We were blindfolded and driven around Dhaka to make us lose our sense of direction. Finally, we were taken into a building where we saw half a dozen men with AK-47s. We were asked to wait for the commander. After some time, a tall and broad-shouldered Arab fighter came to meet us. He refused to be photographed or interviewed and said he had kept his promise to meet us.

We were again blindfolded and then left in the middle of the city. On November 25, Zaiba and Bruno, two Channel 4 staffers who were with me, were arrested. I wasn’t with them that day. It was then that I realised that we were being followed by the military intelligence sleuths. A friend in the security establishment told me that we had committed a big mistake. He said the place where the terrorists hid was in fact a safe house of the Directorate General of Forces Intelligence (DGFI) and the man we met was an al Qaeda commander. I couldn’t believe that the terrorists were protected by the agency which was supposed to arrest them. The news left me shocked and frightened. I knew we went too close to the story. We had blown a cover of the DGFI. By that time, DGFI men had surrounded my home.

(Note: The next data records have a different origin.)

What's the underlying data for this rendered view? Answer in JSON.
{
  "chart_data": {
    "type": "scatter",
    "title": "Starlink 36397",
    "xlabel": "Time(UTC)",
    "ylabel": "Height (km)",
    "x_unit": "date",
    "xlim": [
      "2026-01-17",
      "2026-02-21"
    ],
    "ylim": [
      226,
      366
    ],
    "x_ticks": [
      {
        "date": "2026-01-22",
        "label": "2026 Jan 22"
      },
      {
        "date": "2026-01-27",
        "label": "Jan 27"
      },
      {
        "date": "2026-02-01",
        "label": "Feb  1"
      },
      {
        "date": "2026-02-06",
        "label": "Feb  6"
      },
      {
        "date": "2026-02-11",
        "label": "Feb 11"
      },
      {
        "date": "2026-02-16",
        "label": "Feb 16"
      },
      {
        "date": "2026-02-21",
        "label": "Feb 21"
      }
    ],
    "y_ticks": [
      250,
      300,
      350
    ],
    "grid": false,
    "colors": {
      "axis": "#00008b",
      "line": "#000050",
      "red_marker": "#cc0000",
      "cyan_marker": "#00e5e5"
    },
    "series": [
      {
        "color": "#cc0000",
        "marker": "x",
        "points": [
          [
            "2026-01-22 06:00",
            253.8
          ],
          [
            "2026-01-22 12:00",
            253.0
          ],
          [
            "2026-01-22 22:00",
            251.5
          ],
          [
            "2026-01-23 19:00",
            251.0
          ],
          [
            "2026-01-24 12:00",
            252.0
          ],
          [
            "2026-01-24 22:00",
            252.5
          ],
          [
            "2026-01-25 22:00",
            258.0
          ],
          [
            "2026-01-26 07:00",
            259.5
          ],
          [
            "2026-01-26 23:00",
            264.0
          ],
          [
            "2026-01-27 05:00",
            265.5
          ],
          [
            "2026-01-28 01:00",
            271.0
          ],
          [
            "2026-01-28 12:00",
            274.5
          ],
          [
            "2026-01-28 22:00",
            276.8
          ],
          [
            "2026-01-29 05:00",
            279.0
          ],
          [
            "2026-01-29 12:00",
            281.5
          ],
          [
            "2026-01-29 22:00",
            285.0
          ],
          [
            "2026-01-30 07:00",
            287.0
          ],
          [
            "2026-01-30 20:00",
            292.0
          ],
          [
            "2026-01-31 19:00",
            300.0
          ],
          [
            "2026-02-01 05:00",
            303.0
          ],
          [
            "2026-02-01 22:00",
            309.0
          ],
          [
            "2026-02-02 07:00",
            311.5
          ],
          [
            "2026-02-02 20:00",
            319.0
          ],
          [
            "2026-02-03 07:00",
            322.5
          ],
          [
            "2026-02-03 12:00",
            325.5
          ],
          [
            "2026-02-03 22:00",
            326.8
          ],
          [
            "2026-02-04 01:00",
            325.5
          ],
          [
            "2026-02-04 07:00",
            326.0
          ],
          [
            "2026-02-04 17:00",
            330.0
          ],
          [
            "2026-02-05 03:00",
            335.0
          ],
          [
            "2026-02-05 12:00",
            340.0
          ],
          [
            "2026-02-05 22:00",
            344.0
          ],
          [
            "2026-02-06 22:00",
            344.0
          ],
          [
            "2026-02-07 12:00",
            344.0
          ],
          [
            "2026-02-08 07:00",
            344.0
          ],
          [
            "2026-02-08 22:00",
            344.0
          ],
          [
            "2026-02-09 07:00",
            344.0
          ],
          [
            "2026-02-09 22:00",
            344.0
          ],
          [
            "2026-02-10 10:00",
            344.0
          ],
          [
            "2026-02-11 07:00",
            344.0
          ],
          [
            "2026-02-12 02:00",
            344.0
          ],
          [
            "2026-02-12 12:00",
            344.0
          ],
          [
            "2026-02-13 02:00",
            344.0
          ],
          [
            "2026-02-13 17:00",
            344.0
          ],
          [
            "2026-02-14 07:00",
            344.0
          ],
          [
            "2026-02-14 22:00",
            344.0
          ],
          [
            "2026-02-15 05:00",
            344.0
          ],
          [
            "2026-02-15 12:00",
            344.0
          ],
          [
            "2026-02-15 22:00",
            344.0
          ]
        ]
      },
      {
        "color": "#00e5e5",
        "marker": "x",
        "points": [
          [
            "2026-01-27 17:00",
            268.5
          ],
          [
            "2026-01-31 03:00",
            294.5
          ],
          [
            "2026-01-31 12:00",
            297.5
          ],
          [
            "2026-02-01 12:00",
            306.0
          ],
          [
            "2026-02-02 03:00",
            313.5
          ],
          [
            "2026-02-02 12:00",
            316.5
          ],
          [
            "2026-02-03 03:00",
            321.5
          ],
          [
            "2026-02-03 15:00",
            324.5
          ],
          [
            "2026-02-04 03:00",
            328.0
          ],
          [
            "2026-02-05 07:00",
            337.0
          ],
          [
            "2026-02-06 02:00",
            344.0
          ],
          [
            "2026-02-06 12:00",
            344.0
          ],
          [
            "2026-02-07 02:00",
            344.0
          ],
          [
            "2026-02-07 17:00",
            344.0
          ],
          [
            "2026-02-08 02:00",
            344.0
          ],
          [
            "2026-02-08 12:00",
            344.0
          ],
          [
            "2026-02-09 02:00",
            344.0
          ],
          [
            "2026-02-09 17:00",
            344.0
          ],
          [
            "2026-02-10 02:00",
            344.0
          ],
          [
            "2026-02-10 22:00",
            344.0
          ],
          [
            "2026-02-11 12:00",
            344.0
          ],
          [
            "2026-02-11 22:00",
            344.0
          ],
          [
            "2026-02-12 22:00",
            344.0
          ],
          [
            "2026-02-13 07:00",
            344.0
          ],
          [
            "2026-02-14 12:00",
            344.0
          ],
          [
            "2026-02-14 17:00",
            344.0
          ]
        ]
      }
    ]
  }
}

I called my brother and said I would stay at a friend’s place. The intelligence agencies had tapped his phone and they heard our conversation. That night they raided my friend’s place and arrested me. I was brutally tortured for days. My interrogators wanted to know how much we knew about their safe houses and covert operations. Then, after 50 days in custody, I was released on January 18, 2003. I thought my ordeal was over. Hardly did I know that I would be forced to leave my country. After my release, a friend in the government told me that there was a plan to assassinate me. To save my life, I fled to Canada, where I got asylum.